This is an instruction our red nose (a.k.a. clowning) teacher often gives to us. Listen. As a mediator, I thought I had thrown myself deep into active listening. Our red nose practice, however, is asking me to go deeper. So, too, is our improv theater practice. The past few years, I’ve been practicing the art of listening so that I can support other people to feel heard and understood. I’ve been working with listening as unilateral reflection: I am listening to you. Now, I’m experiencing listening as part of the art of collaboration more widely. I’m being asked to listen as a means of guiding me in what I do or say next. I’m being asked to listen to understand others, the wider environment, the collective rhythm and my individual beat. I’m being asked to listen and then respond to what I’m hearing through body, heart, mind, silence and stillness. Listening is becoming this multi-sensory, multi-directional and multi-dimensional experience.
The clown, the red nose, the wise fool and the improv theater player are observers. In an improv workshop the other day, we did an exercise where we stood in a circle and had to count to ten collectively. One person, one number. If more than one person started to say the next number, we had to go back to one. Thus, the most important listening was in the silence. What was happening when we were all quiet? What were we sensing from each other? What was going on in our selves? I remember so many moments where I felt my heart racing in the silence “Do I jump in with the next number or not?” I listened. I waited. I let the urge to speak rise. Sometimes I let it fall without taking action. Sometimes, I spoke. Sometimes I interrupted someone and we had to start from the beginning. Sometimes, I was simply the next number in our collective counting.
In our red nose workshop last night, we performed in pairs. The general idea was to create a story together. This involves being interested in our environment rather than trying to be interesting. I now understand that the audience is going to get interested in us by watching us get interested in what’s around us – especially each other. We listened to our environment and one another. We listened to ourselves. What was moving within? What wanted to emerge in response to a combination of internal and external sensations and cues?
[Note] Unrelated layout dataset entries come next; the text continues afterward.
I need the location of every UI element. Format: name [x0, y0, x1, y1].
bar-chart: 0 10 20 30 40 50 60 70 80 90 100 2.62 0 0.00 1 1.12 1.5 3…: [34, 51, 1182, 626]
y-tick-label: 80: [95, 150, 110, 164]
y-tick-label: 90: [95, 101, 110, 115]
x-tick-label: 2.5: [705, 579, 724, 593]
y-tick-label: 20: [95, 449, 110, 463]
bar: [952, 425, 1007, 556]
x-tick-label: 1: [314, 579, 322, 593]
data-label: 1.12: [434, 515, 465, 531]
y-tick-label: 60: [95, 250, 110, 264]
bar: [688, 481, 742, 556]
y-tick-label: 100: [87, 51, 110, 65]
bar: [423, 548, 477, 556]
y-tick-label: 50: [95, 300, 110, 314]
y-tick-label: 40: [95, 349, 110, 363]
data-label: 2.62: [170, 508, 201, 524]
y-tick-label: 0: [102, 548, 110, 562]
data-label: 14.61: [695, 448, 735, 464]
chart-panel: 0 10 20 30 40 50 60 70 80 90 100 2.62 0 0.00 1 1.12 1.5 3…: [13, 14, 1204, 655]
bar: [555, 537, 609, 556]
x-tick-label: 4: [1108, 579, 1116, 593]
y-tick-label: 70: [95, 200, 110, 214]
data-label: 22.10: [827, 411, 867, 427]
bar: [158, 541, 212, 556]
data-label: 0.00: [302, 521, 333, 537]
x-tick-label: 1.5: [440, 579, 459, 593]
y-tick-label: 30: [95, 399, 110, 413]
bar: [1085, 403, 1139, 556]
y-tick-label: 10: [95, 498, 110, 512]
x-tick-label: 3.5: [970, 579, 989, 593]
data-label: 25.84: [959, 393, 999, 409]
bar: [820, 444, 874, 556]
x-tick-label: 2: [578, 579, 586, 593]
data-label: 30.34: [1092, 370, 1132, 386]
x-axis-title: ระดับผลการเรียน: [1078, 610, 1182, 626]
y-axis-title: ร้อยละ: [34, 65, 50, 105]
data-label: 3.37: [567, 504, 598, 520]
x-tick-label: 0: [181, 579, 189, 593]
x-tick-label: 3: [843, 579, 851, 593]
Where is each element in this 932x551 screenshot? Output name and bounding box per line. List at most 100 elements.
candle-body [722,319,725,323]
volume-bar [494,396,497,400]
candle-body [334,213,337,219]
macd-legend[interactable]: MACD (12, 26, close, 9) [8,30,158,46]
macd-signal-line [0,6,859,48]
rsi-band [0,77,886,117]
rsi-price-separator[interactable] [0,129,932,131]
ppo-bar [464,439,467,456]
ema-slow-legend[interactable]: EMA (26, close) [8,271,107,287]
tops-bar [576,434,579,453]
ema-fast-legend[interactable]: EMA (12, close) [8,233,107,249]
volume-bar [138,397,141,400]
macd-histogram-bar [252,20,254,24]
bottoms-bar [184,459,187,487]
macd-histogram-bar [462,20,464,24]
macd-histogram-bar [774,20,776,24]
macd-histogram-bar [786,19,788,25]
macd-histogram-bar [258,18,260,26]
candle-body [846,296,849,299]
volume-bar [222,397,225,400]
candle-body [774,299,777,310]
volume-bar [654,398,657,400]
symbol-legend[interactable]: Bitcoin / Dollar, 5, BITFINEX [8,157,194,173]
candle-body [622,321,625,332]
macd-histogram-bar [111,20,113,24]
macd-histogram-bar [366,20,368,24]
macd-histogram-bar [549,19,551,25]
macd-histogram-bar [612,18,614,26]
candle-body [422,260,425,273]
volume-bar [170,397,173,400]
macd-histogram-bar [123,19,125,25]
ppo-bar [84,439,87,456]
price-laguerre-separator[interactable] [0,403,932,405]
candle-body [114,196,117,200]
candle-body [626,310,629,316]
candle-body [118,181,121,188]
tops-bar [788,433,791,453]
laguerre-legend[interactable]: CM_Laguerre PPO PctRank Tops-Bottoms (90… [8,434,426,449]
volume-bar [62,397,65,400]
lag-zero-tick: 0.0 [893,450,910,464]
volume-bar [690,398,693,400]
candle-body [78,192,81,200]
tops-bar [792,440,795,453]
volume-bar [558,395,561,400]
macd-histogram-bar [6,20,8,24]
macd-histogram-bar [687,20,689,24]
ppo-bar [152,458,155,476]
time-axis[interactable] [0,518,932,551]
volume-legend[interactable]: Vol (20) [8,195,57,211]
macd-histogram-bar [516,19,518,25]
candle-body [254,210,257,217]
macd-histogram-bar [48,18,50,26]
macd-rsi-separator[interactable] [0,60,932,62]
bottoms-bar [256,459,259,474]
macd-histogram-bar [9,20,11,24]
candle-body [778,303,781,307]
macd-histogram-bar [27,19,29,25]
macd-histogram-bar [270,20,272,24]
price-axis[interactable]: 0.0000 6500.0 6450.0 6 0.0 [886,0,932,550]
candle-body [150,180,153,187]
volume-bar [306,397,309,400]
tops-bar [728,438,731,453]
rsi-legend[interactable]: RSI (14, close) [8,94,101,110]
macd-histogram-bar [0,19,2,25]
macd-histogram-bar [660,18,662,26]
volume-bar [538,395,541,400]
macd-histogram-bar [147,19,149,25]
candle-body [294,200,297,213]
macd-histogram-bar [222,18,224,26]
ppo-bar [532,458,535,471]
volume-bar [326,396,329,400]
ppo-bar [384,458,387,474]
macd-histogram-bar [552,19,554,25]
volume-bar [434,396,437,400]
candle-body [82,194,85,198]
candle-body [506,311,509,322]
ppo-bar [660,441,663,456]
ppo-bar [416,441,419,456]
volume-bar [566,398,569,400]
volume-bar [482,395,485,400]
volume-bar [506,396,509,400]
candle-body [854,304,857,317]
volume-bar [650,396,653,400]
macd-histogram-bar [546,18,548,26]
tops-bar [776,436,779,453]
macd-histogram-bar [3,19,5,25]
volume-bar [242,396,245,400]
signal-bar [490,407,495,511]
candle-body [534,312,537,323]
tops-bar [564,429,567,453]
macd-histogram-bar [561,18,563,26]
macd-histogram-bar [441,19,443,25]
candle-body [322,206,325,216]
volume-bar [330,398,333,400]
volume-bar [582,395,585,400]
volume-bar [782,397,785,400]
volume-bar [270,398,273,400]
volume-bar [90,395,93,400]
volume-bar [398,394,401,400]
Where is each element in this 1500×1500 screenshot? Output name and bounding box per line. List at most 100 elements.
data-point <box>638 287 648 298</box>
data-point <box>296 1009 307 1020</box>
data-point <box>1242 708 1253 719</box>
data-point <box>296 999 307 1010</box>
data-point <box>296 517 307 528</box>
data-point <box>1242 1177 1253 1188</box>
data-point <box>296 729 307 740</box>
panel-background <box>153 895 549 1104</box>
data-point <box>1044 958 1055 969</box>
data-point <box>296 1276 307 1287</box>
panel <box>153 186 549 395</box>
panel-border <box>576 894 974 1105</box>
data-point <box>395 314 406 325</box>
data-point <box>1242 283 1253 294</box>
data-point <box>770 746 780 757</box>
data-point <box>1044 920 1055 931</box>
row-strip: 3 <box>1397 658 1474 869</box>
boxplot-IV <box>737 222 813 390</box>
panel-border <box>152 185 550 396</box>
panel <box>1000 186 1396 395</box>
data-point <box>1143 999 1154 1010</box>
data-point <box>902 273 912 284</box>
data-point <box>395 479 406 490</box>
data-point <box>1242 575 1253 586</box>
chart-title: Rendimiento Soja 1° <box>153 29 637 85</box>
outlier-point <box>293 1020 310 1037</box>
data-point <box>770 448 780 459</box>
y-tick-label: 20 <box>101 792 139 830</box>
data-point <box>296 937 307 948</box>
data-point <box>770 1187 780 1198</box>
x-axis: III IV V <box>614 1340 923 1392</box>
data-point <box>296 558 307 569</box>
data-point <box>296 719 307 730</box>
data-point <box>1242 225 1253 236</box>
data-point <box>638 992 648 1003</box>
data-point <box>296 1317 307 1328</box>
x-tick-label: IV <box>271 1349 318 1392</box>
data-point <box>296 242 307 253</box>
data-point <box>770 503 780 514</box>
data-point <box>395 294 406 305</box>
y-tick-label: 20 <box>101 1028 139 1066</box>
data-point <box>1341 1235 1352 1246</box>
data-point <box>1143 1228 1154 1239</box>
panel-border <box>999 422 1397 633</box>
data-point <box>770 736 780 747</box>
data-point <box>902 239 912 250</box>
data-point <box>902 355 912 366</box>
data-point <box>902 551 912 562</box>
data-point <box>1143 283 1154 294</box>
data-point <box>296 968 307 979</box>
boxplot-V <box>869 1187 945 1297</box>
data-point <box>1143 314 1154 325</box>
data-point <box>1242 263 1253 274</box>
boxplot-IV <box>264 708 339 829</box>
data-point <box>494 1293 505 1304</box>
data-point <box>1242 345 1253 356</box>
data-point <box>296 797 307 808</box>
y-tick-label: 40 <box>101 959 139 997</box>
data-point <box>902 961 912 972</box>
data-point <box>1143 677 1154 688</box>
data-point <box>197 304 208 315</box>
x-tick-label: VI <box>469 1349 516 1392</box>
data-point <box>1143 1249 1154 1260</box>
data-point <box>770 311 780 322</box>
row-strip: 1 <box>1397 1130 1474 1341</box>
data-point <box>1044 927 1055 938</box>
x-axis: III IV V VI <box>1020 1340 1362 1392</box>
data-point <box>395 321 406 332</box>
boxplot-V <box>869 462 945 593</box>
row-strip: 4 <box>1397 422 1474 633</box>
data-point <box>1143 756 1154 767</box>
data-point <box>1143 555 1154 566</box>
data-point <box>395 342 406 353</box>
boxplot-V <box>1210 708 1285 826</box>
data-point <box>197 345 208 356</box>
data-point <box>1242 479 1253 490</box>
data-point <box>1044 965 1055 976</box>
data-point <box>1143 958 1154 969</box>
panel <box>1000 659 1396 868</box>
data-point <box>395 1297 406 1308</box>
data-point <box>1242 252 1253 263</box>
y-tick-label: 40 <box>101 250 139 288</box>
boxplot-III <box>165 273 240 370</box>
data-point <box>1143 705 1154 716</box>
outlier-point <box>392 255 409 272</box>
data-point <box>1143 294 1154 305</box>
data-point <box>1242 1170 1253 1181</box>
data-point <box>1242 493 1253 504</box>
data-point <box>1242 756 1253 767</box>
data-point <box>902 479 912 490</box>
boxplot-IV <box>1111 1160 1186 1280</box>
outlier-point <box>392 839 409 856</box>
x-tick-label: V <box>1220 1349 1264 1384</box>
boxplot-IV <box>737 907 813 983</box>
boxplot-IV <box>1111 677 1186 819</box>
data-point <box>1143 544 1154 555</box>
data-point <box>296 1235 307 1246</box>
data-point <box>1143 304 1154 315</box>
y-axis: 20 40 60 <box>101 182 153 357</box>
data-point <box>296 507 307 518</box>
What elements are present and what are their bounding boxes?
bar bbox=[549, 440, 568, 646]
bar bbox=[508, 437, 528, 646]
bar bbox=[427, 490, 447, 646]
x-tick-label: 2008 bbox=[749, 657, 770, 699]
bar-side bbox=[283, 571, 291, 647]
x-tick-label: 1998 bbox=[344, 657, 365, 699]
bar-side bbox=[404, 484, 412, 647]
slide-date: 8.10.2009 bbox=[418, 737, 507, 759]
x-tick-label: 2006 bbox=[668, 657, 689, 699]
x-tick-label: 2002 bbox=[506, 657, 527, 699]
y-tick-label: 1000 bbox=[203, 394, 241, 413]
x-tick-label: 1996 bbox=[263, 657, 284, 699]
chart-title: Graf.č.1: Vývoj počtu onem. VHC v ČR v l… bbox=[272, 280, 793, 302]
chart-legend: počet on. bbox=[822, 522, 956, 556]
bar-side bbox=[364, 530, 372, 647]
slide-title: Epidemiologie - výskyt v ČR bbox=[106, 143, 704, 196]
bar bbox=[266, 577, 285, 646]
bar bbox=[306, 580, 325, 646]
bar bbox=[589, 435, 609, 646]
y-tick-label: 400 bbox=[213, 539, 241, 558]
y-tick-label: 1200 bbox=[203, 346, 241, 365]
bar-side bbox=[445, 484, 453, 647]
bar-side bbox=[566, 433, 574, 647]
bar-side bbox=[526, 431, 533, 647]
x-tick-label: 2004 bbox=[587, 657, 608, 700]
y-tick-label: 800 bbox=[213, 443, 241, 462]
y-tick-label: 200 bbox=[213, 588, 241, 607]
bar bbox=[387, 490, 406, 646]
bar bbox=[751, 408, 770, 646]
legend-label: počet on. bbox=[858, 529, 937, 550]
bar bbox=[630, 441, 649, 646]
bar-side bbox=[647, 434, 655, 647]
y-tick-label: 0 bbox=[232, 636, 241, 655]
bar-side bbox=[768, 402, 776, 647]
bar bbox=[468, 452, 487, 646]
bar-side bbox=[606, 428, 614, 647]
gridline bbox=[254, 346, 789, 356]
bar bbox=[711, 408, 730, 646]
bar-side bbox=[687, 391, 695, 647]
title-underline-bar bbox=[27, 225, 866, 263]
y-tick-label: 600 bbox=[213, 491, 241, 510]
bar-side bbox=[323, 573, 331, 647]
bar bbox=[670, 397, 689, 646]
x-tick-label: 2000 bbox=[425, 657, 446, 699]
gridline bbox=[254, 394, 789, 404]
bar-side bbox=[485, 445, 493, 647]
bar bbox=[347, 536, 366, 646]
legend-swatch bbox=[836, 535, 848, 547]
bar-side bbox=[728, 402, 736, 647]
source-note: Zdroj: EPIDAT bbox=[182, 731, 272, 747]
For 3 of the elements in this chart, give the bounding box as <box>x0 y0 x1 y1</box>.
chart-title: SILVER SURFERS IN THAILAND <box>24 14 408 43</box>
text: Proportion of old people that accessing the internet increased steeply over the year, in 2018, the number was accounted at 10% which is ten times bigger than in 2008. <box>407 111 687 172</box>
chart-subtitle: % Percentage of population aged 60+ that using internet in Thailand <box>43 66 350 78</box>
This kind of listening is more than unilateral reflection from one person to another. I observed my performance partner, Corinna. I observed myself and I would move in a way that responded to both my rhythm and her rhythm. This created in turn, another rhythm. In one moment, for example, Corinna looked into the distance. I followed her gaze and together we stared out at who-knows-what. The audience chuckled. Our joint creativity (engagement in bringing things into being) was most interesting to the audience when we were in this kind of dance, being led by our interest in one another.
I think the audience becomes most interested when they feel like they are simply watching two people dance and connect with each other, rather than feeling like they are watching a performance created for them as an audience. I certainly felt this when I was in the audience, watching fellow red noses Lisa and Ines. The scene we performed in pairs was called Bus Stop. I’ll call their characters Lucia and Fran. Fran came in and sat down, waiting for the bus. Eventually, Lucia walked to the bus stop, blowing bubbles along the way. Through her bubble-making, Lucia forged a connection with Fran and their dance began.
We watched Fran and Lucia start out fascinated and delighted by each other, both enjoying a rummage through Fran’s bag. We watched them enter into conflict as Lucia began to get possessive of Fran’s belongings. We watched Fran’s discomfort when Lucia decided it was okay to sit on her lap. Eventually, Fran found herself being led off to who-knows-where, literally entangled (courtesy of a knotted necklace) with Lucia.
I went through a range of emotions watching Fran and Lucia. I delighted in their playful friendliness. I shared Fran’s frustration as Lucia became possessive. I giggled every time Lucia interrupted both the playfulness and the tension to look at her watch. I was wrapped up in their story.
Likewise, as a performer, I enjoyed our story most when I went deep into listening mode. That was when I really stepped into the character of the moment – this person sitting at a bus stop with another person. I listened for what was I feeling in relation to what Corinna’s character was doing or how she seemed to be feeling. I became interested in what was going on between us, rather than trying to entertain the audience. I became wrapped up in our story.
All these experiences have got me wondering: How well am I listening? How often am I moving through my day not really listening to my self, to others, to our immediate surroundings? What cues am I missing? What connections am I avoiding, crushing or simply bypassing? What would happen if I were to start practicing this deeper form of listening in day-to-day to life, including collaborative projects?